„Brennende Autos.“ Diese zwei Wörter kann ich nicht mehr hören! Als ich spät am Samstag, der G-20 Gipfel war zu Ende, zurück in Kiel war, wollte ich mich unbedingt mit anderen Leuten über den Gipfel austauschen. Ich wollte berichten von den vielfältigen und friedlichen Protesten, meinen Erlebnissen, Eindrücken und Erfolgen. Und erwartete, dass mir mein Gegenüber von einem Gipfel erzählt, der, wie es nicht anders zu erwarten war, keine Fortschritte in den wirklich wichtigen Themen erzielt hatte. Dazu kam es leider nicht. Alle, die die gängigen Medienkanäle geschaut hatten, waren der Meinung ganz Hamburg hätte gebrannt. Der eigentliche Gipfel trat in den Hintergrund. Und das mediale Echo war und ist eindeutig: Wie solle man in Zukunft linken Extremisten entgegentreten? Anstatt sich grundlegendere Fragen zu stellen: War Hamburg die falsche Wahl? Was bringt ein Gipfel ohne konkrete Beschlüsse? Tut es auch eine Skype-Konferenz? Wie können globale Probleme (Kriege, Klimawandel, Ungerechtigkeit etc.) wirklich gelöst werden?

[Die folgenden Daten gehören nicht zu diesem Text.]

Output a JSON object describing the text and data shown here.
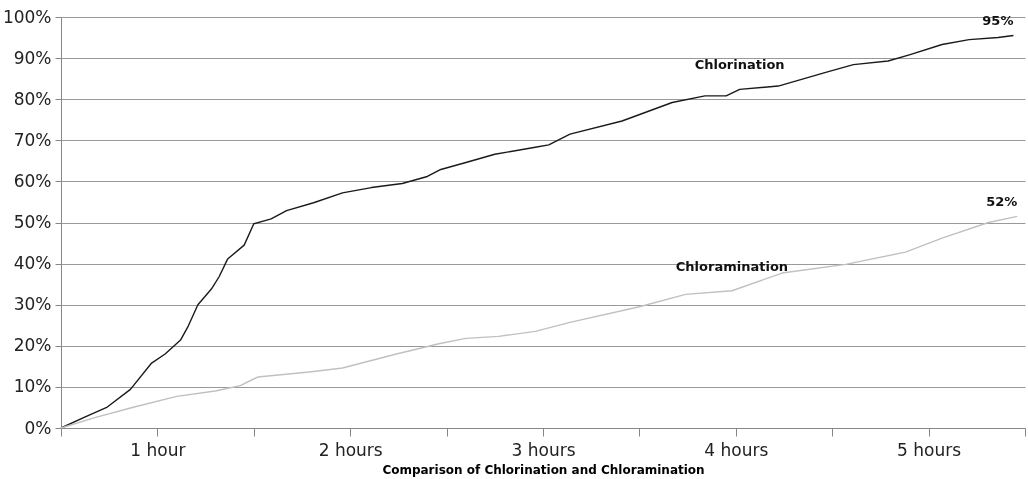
{
  "chart_data": {
    "type": "line",
    "xlabel": "Comparison of Chlorination and Chloramination",
    "xlim": [
      0,
      5
    ],
    "xticks": [
      {
        "value": 0,
        "label": null
      },
      {
        "value": 0.5,
        "label": "1 hour"
      },
      {
        "value": 1,
        "label": null
      },
      {
        "value": 1.5,
        "label": "2 hours"
      },
      {
        "value": 2,
        "label": null
      },
      {
        "value": 2.5,
        "label": "3 hours"
      },
      {
        "value": 3,
        "label": null
      },
      {
        "value": 3.5,
        "label": "4 hours"
      },
      {
        "value": 4,
        "label": null
      },
      {
        "value": 4.5,
        "label": "5 hours"
      },
      {
        "value": 5,
        "label": null
      }
    ],
    "ylim": [
      0,
      100
    ],
    "yticks": [
      {
        "value": 0,
        "label": "0%"
      },
      {
        "value": 10,
        "label": "10%"
      },
      {
        "value": 20,
        "label": "20%"
      },
      {
        "value": 30,
        "label": "30%"
      },
      {
        "value": 40,
        "label": "40%"
      },
      {
        "value": 50,
        "label": "50%"
      },
      {
        "value": 60,
        "label": "60%"
      },
      {
        "value": 70,
        "label": "70%"
      },
      {
        "value": 80,
        "label": "80%"
      },
      {
        "value": 90,
        "label": "90%"
      },
      {
        "value": 100,
        "label": "100%"
      }
    ],
    "grid": "y",
    "legend": false,
    "marker": "none",
    "line_style": "solid",
    "series": [
      {
        "name": "Chlorination",
        "color": "#1a1a1a",
        "x": [
          0,
          0.12,
          0.24,
          0.36,
          0.47,
          0.54,
          0.62,
          0.66,
          0.71,
          0.78,
          0.82,
          0.864,
          0.95,
          1.0,
          1.09,
          1.17,
          1.31,
          1.46,
          1.61,
          1.77,
          1.9,
          1.97,
          2.1,
          2.25,
          2.46,
          2.53,
          2.64,
          2.91,
          3.17,
          3.34,
          3.45,
          3.52,
          3.72,
          3.98,
          4.11,
          4.29,
          4.4,
          4.57,
          4.71,
          4.86,
          4.94
        ],
        "values": [
          0,
          2.6,
          5.1,
          9.4,
          15.8,
          18,
          21.4,
          24.8,
          30,
          33.8,
          36.8,
          41.1,
          44.5,
          49.7,
          50.9,
          52.9,
          54.8,
          57.2,
          58.5,
          59.5,
          61.2,
          62.9,
          64.6,
          66.6,
          68.3,
          68.9,
          71.5,
          74.7,
          79.2,
          80.8,
          80.8,
          82.4,
          83.2,
          86.7,
          88.4,
          89.3,
          90.8,
          93.3,
          94.5,
          95,
          95.5
        ]
      },
      {
        "name": "Chloramination",
        "color": "#c0c0c0",
        "x": [
          0,
          0.18,
          0.38,
          0.6,
          0.8,
          0.93,
          1.02,
          1.3,
          1.46,
          1.74,
          1.96,
          2.1,
          2.27,
          2.46,
          2.64,
          3.0,
          3.24,
          3.48,
          3.74,
          4.07,
          4.38,
          4.57,
          4.81,
          4.96
        ],
        "values": [
          0,
          2.6,
          5.1,
          7.7,
          9,
          10.3,
          12.4,
          13.7,
          14.6,
          18,
          20.5,
          21.8,
          22.3,
          23.5,
          25.7,
          29.5,
          32.5,
          33.4,
          37.7,
          39.8,
          42.8,
          46.2,
          50,
          51.5
        ]
      }
    ],
    "annotations": [
      {
        "text": "95%",
        "x": 4.94,
        "y": 95.5
      },
      {
        "text": "52%",
        "x": 4.96,
        "y": 51.5
      }
    ]
  }
}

Aufgrund der durch die Medien getriebenen Diskussion über die Krawalle während des G-20 Gipfels, möchte ich zuerst ganz klar sagen: Es gab niemanden in unseren SDS-Reihen, der/die randalierte oder schlimmeres tat. Wir fuhren nach Hamburg, um leidenschaftlich zu protestieren und ein buntes und vielfältiges Zeichen gegen G-20 zu setzen. Ein Erlebnisbericht:
Donnerstag, 6.Juni – ein Tag vor dem Gipfel
Um drei Uhr nachmittags erreiche ich mit anderen Genoss*Innen das Camp im Volkspark. Es lag sehr weit draußen und wirkte noch recht spärlich besetzt. Die repressiven Mittel der Polizei der letzten Wochen haben Erfolg gehabt. Die Atmosphäre im Camp war trotzdem sehr gut. Solid und SDS-Gruppen hatten in einer Ecke eigene kleine und große Zelte errichtet, Bänke dienten als Sitzgelegenheit. Schön, dass es so viele aus dem ganzen Bundesgebiet nach Hamburg geschafft hatten.
Wir machten uns auf zur berüchtigten „Welcome to Hell“-Demo. Musik und Redebeiträge stimmten die vielen Menschen auf die bevorstehende Demonstration ein. Es war sehr warm und jeder Schatten wurde genutzt. Auch war es sehr bunt und wirkte in seiner Art wie ein alternatives Straßenfest. Trotz der Wärme formierte sich alsbald der schwarze Block. Sowohl der schwarze Block, als auch wir zogen zu den Landungsbrücken. Es klingt komisch, aber ich hatte tatsächlich nie das Gefühl, dass diese Demo losgehen würde. Es sollte sich bewahrheiten. Das meiste was nun geschah, kennt man aus den Medien. Doch Fakt ist, dass ich keine fliegenden Flaschen sah, im Gegenteil es wirkte alles äußerst friedlich. Darf man nun das (damals umstrittene) Vermummungsverbot über die Versammlungsfreiheit heben? Die Polizei stürmte jedenfalls gewaltvoll die Demo – Ausschreitungen folgten. Ein neu gebildeter Demonstrationszug, dem Teile von uns angehörten, lief daraufhin durch Hamburg. Wahrscheinlich aus Wut über die polizeilichen Maßnahmen zogen einige der Teilnehmer eine Spur der Verwüstung hinter sich her. Gewalt zieht Gewalt nach sich… Über beides bin ich nicht froh. Wir erreichten noch das Schanzenviertel, wo die der Demonstrationszug endgültig zerschlagen wurde.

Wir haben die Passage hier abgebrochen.